There's not a huge rush for Ranaudo to put things together all at once. He needs to be added to the 40-man roster to avoid the Rule 5 draft, but he's certainly talented enough for that to happen even if he's not 100 percent prepared for Triple-A at this moment. If it takes him until he's well into his age-24 season to find himself in the majors, that's okay, so long as his ceiling remains in reach.
Michael Almanzar, 3B
Good news, everyone! Michael Almanzar has started to struggle consistently enough that he no longer looks like he's in danger of being plucked from the farm in this off-season's Rule 5 draft, saving the Red Sox a 40-man spot. The bad news, of course, is that Michael Almanzar has started to struggle consistently enough that he no longer looks like he's in danger of being plucked from the farm in this off-season's Rule 5 draft.

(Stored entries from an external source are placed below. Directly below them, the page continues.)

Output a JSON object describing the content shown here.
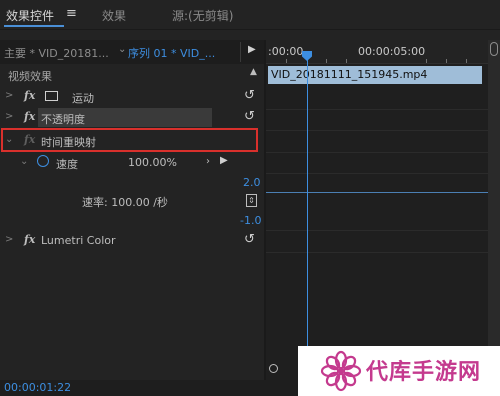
{
  "tabs": [
    {
      "label": "效果控件",
      "active": true
    },
    {
      "label": "效果",
      "active": false
    },
    {
      "label": "源:(无剪辑)",
      "active": false
    }
  ],
  "panel_menu_icon": "hamburger-icon",
  "header": {
    "source_label": "主要 * VID_20181...",
    "sequence_label": "序列 01 * VID_..."
  },
  "section_title": "视频效果",
  "effects": {
    "motion": {
      "label": "运动"
    },
    "opacity": {
      "label": "不透明度"
    },
    "time_remap": {
      "label": "时间重映射"
    },
    "lumetri": {
      "label": "Lumetri Color"
    }
  },
  "speed": {
    "label": "速度",
    "value": "100.00%",
    "graph_max": "2.0",
    "graph_min": "-1.0",
    "rate_text": "速率: 100.00 /秒"
  },
  "timeline": {
    "ruler_start": ":00:00",
    "ruler_mid": "00:00:05:00",
    "clip_name": "VID_20181111_151945.mp4"
  },
  "status": {
    "timecode": "00:00:01:22"
  },
  "watermark": {
    "text": "代库手游网"
  },
  "colors": {
    "accent": "#3d8ee0",
    "highlight": "#d9302c",
    "clip": "#9fbdd8",
    "watermark": "#c43a8e"
  }
}
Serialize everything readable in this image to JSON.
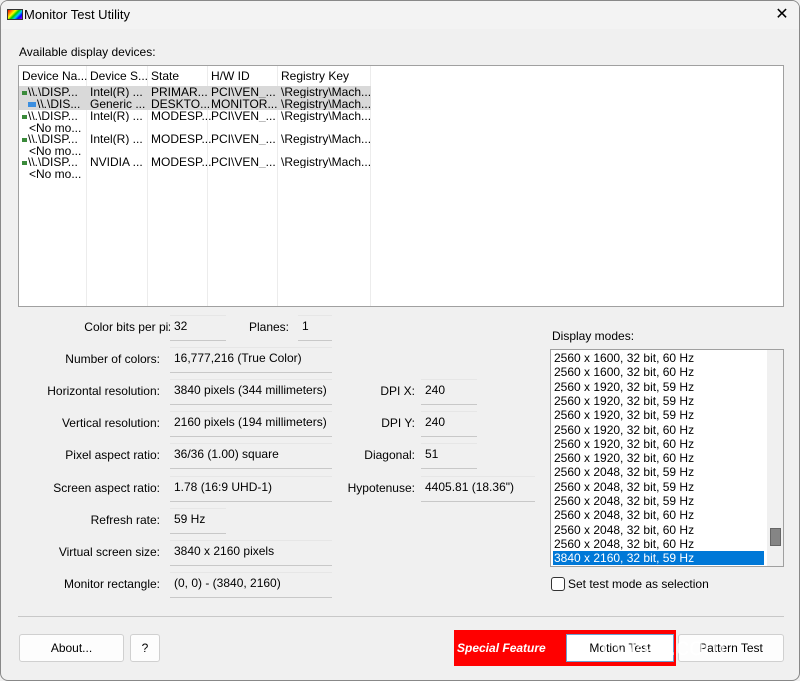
{
  "window": {
    "title": "Monitor Test Utility",
    "close_glyph": "✕"
  },
  "devices": {
    "label": "Available display devices:",
    "columns": [
      "Device Na...",
      "Device S...",
      "State",
      "H/W ID",
      "Registry Key"
    ],
    "rows": [
      {
        "icon": "adapter-icon",
        "name": "\\\\.\\DISP...",
        "string": "Intel(R) ...",
        "state": "PRIMAR...",
        "hwid": "PCI\\VEN_...",
        "reg": "\\Registry\\Mach...",
        "selected": true
      },
      {
        "icon": "monitor-icon",
        "name": "\\\\.\\DIS...",
        "string": "Generic ...",
        "state": "DESKTO...",
        "hwid": "MONITOR...",
        "reg": "\\Registry\\Mach...",
        "selected": true
      },
      {
        "icon": "adapter-icon",
        "name": "\\\\.\\DISP...",
        "string": "Intel(R) ...",
        "state": "MODESP...",
        "hwid": "PCI\\VEN_...",
        "reg": "\\Registry\\Mach...",
        "selected": false
      },
      {
        "icon": "",
        "name": "<No mo...",
        "string": "",
        "state": "",
        "hwid": "",
        "reg": "",
        "selected": false
      },
      {
        "icon": "adapter-icon",
        "name": "\\\\.\\DISP...",
        "string": "Intel(R) ...",
        "state": "MODESP...",
        "hwid": "PCI\\VEN_...",
        "reg": "\\Registry\\Mach...",
        "selected": false
      },
      {
        "icon": "",
        "name": "<No mo...",
        "string": "",
        "state": "",
        "hwid": "",
        "reg": "",
        "selected": false
      },
      {
        "icon": "adapter-icon",
        "name": "\\\\.\\DISP...",
        "string": "NVIDIA ...",
        "state": "MODESP...",
        "hwid": "PCI\\VEN_...",
        "reg": "\\Registry\\Mach...",
        "selected": false
      },
      {
        "icon": "",
        "name": "<No mo...",
        "string": "",
        "state": "",
        "hwid": "",
        "reg": "",
        "selected": false
      }
    ]
  },
  "info": {
    "color_bits_label": "Color bits per pixel:",
    "color_bits": "32",
    "planes_label": "Planes:",
    "planes": "1",
    "num_colors_label": "Number of colors:",
    "num_colors": "16,777,216 (True Color)",
    "hres_label": "Horizontal resolution:",
    "hres": "3840 pixels (344 millimeters)",
    "vres_label": "Vertical resolution:",
    "vres": "2160 pixels (194 millimeters)",
    "pixel_aspect_label": "Pixel aspect ratio:",
    "pixel_aspect": "36/36 (1.00) square",
    "screen_aspect_label": "Screen aspect ratio:",
    "screen_aspect": "1.78 (16:9 UHD-1)",
    "refresh_label": "Refresh rate:",
    "refresh": "59 Hz",
    "virtual_label": "Virtual screen size:",
    "virtual": "3840 x 2160 pixels",
    "monrect_label": "Monitor rectangle:",
    "monrect": "(0, 0) - (3840, 2160)",
    "dpix_label": "DPI X:",
    "dpix": "240",
    "dpiy_label": "DPI Y:",
    "dpiy": "240",
    "diagonal_label": "Diagonal:",
    "diagonal": "51",
    "hypotenuse_label": "Hypotenuse:",
    "hypotenuse": "4405.81 (18.36\")"
  },
  "modes": {
    "label": "Display modes:",
    "items": [
      "2560 x 1600, 32 bit, 60 Hz",
      "2560 x 1600, 32 bit, 60 Hz",
      "2560 x 1920, 32 bit, 59 Hz",
      "2560 x 1920, 32 bit, 59 Hz",
      "2560 x 1920, 32 bit, 59 Hz",
      "2560 x 1920, 32 bit, 60 Hz",
      "2560 x 1920, 32 bit, 60 Hz",
      "2560 x 1920, 32 bit, 60 Hz",
      "2560 x 2048, 32 bit, 59 Hz",
      "2560 x 2048, 32 bit, 59 Hz",
      "2560 x 2048, 32 bit, 59 Hz",
      "2560 x 2048, 32 bit, 60 Hz",
      "2560 x 2048, 32 bit, 60 Hz",
      "2560 x 2048, 32 bit, 60 Hz",
      "3840 x 2160, 32 bit, 59 Hz"
    ],
    "selected_index": 14,
    "checkbox_label": "Set test mode as selection",
    "checkbox_checked": false
  },
  "buttons": {
    "about": "About...",
    "help": "?",
    "special_feature": "Special Feature",
    "motion_test": "Motion Test",
    "pattern_test": "Pattern Test"
  },
  "watermark": "LO4D.com",
  "colors": {
    "accent_selection": "#0078d7",
    "special_feature_bg": "#ff0000"
  }
}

Almanzar hit just .225/.292/.275 in July, failing to show much in terms of power or patience. While a lot of this was due to poor luck on balls in play -- Almanzar struck out just 15 percent of the time -- without the other stuff, it's just a line propped up by batting average. He's just 22, so the silver lining alluded to above does count for something, at least: as it isn't clear he's ready for Triple-A, the chances of his being snatched from the system to play on a major-league roster in 2014 are reduced, giving the Sox and Almanzar another potential shot in 2014 to see where he is in his development.
Keith Couch, RHP
Couch's July wasn't quite as good as his June, but it's tough to argue with the ground outs and 3.3 walks per nine. The strikeouts aren't coming as often anymore, however, which does add extra weight to those free passes. Of course, this is Couch's work as a starter, and as we've mentioned many times before in this space, his future is very likely in relief. The longer he holds his own as a starter in the minors, the more innings he can rack up to work on his repertoire, sequencing, and overall development, which should, in theory, make him a more effective reliever once the Sox eventually make that switch for good.
Like Ranaudo and Almanzar, Couch is also Rule 5-eligible this off-season, so someone else might snag Couch from Boston with the idea being they can convert him to relief and shelter him for emergency situations and blow outs until he shows himself capable of facing off against big-league talent. If Boston doesn't plan on protecting him, they might just end up dealing him as part of some larger package, but it's only August: we'll save that speculation for the winter.